Na polskim rynku jest realnie sześciu operatorów z siłą przebicia i odpowiednim udziałem w rynku, abstrahując od czterech międzynarodowych operatorów i niewielkiego spadku Forbet, jestem bardzo ciekawy historii Betfana. Wierzę, że jako czysto polski operator jest w stanie znaleźć środek do odniesienia sukcesu na tym bardzo konkurencyjnym rynku, a mianowicie połączenie jakości produktu, oszczędnego marketingu i naturalnego sprytu. Polski rynek jest bardzo interesujący, być może możemy spodziewać się pojawienia się operatora takiego jak Bet365 po pojawieniu się Betclic, Entain (Bwin), co z pewnością zmieniłoby układ sił na tym obiecującym rynku – dodał Dobes.

Nasz ekspert dał także do zrozumienia, że w najbliższym czasie rynek bukmacherski w Polsce może się mocno zmienić…

Wszystkie firmy posiadają odpowiednie zasoby ludzkie i finansowe, aby inwestować w produkty, które oferują swoim klientom. Oprócz tych firm warto wspomnieć o Forbet i BETFAN, które są jedynymi czysto polskimi operatorami (z wyjątkiem STS wcześniej), którzy zdobyli większy udział w rynku, jednak podczas gdy Forbet wydaje się tracić oddech, być może ze względu na ich ekspansję na rynek czeski, BETFAN wydaje się być tutaj zwinnym szczupakiem, pochodzącym z innowacyjnym, autorskim podejściem, który jest zdecydowany bawić swoich klientów, zachowując się inaczej niż tradycyjni operatorzy. Pozostałe firmy lekko lewitują na progu własnej egzystencji, nie mają odpowiedniego udziału w rynku, często ponoszą wysokie koszty, próbując zaspokoić własne ambicje… Realnie kondycja firm jest zapewne dobra w ich subiektywnym odczuciu, gdy na dzień dzisiejszy na polskim rynku działa 21 licencjonowanych operatorów… osobiście uważam, że obiektywnie maksymalnie dziesięć z nich ma szansę przetrwać – podkreślał Dobes.

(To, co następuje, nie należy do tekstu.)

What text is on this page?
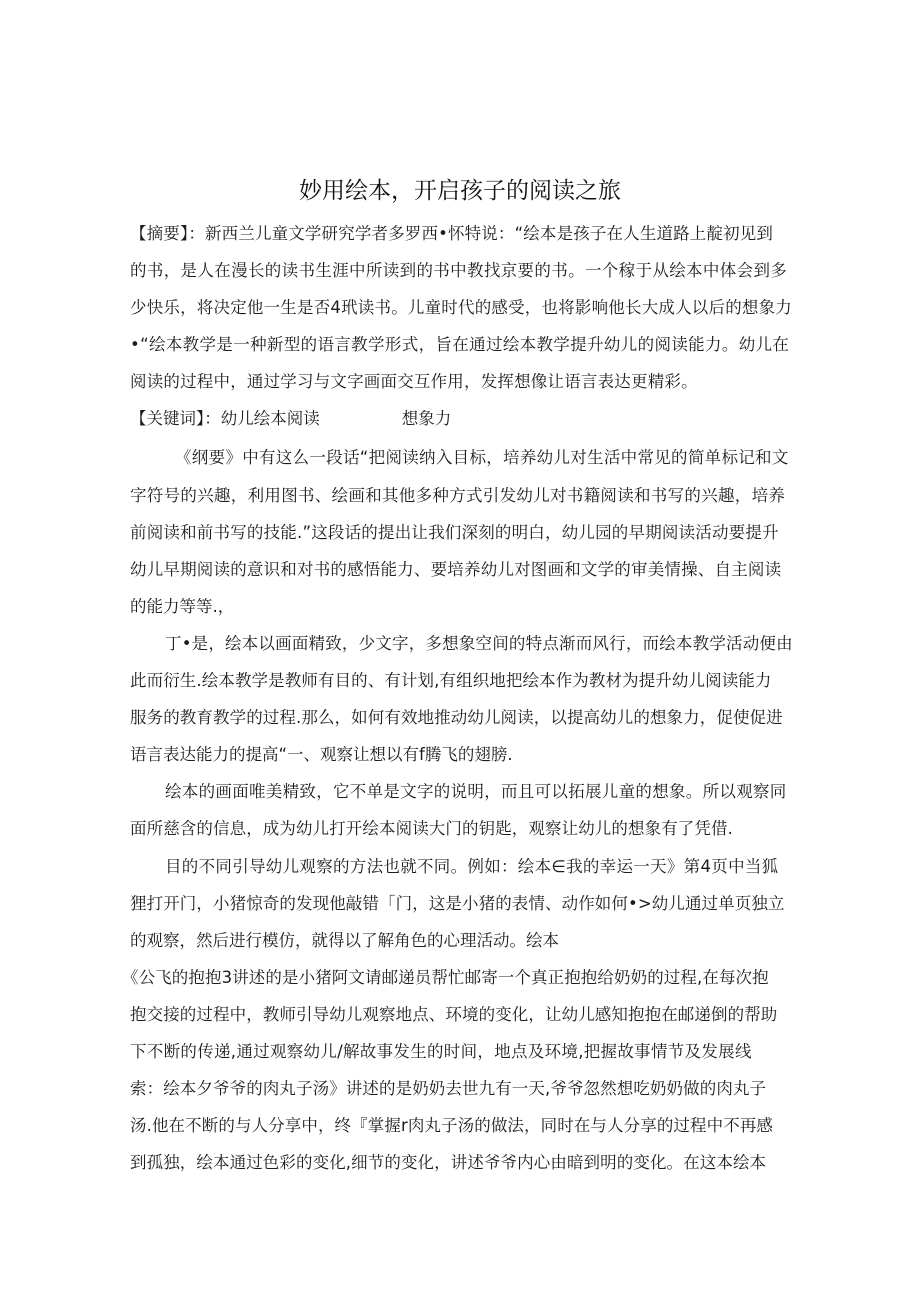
妙用绘本，开启孩子的阅读之旅
【摘要】：新西兰儿童文学研究学者多罗西•怀特说：“绘本是孩子在人生道路上靛初见到
的书，是人在漫长的读书生涯中所读到的书中教找京要的书。一个稼于从绘本中体会到多
少快乐，将决定他一生是否4玳读书。儿童时代的感受，也将影响他长大成人以后的想象力
•“绘本教学是一种新型的语言教学形式，旨在通过绘本教学提升幼儿的阅读能力。幼儿在
阅读的过程中，通过学习与文字画面交互作用，发挥想像让语言表达更精彩。
【关键词】：幼儿绘本阅读	想象力
《纲要》中有这么一段话“把阅读纳入目标，培养幼儿对生活中常见的简单标记和文
字符号的兴趣，利用图书、绘画和其他多种方式引发幼儿对书籍阅读和书写的兴趣，培养
前阅读和前书写的技能.”这段话的提出让我们深刻的明白，幼儿园的早期阅读活动要提升
幼儿早期阅读的意识和对书的感悟能力、要培养幼儿对图画和文学的审美情操、自主阅读
的能力等等.，
丁•是，绘本以画面精致，少文字，多想象空间的特点渐而风行，而绘本教学活动便由
此而衍生.绘本教学是教师有目的、有计划,有组织地把绘本作为教材为提升幼儿阅读能力
服务的教育教学的过程.那么，如何有效地推动幼儿阅读，以提高幼儿的想象力，促使促进
语言表达能力的提高“一、观察让想以有f腾飞的翅膀.
绘本的画面唯美精致，它不单是文字的说明，而且可以拓展儿童的想象。所以观察同
面所慈含的信息，成为幼儿打开绘本阅读大门的钥匙，观察让幼儿的想象有了凭借.
目的不同引导幼儿观察的方法也就不同。例如：绘本∈我的幸运一天》第4页中当狐
狸打开门，小猪惊奇的发现他敲错「门，这是小猪的表情、动作如何•>幼儿通过单页独立
的观察，然后进行模仿，就得以了解角色的心理活动。绘本
《公飞的抱抱3讲述的是小猪阿文请邮递员帮忙邮寄一个真正抱抱给奶奶的过程,在每次抱
抱交接的过程中，教师引导幼儿观察地点、环境的变化，让幼儿感知抱抱在邮递倒的帮助
下不断的传递,通过观察幼儿/解故事发生的时间，地点及环境,把握故事情节及发展线
索：绘本夕爷爷的肉丸子汤》讲述的是奶奶去世九有一天,爷爷忽然想吃奶奶做的肉丸子
汤.他在不断的与人分享中，终『掌握r肉丸子汤的做法，同时在与人分享的过程中不再感
到孤独，绘本通过色彩的变化,细节的变化，讲述爷爷内心由暗到明的变化。在这本绘本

O podsumowanie aktualnej kondycji finansowej polskich bukmacherów poprosiliśmy adwokata Michała Bisiorka z kancelarii prawnej BCLA.

W Polsce nie ma na rynku miejsca dla aż 21 operatorów bukmacherskich, z czego więcej niż połowa z nich ma tego samego dostawcę oprogramowania hazardowego, to jest spółki SB Betting lub Betconstruct, a więc nie wyróżniają się w sposób istotny między sobą (poza kilkoma wyjątkami np. Betfan, który opracował własną aplikację), a tworzyć odpowiednią przewagę technologiczno – produktową. Poza tym rynek zakładów online, ma też bardzo płytki zasób ludzki, co wiąże się wzajemnym podkradaniem specjalistów z danej dziedziny oraz generowaniem dodatkowych kosztów w tym zakresie. Dlatego też w ciągu kilku lat czeka nas albo konsolidacja rynku poprzez wchłonięcie przez większe podmioty mniejszych bukmacherów i utworzenie podbrandów, albo wygaszanie kolejnych bukmacherów. Docelowo w moje ocenie pozostanie na rynku od 6 do 8 podmiotów. Oczywiście game changerem może być pojawianie się na rynku jakiegoś duże zagranicznego brandu, który kupi jednego ze średnich podmiotów rynkowych i zamiesza na rynku dając swój know how, technologię, i środki na marketing albo zmiana przepisów prawa hazardowego i umożliwienie operatorom hazardowym tworzenie kasyn online – zakończył.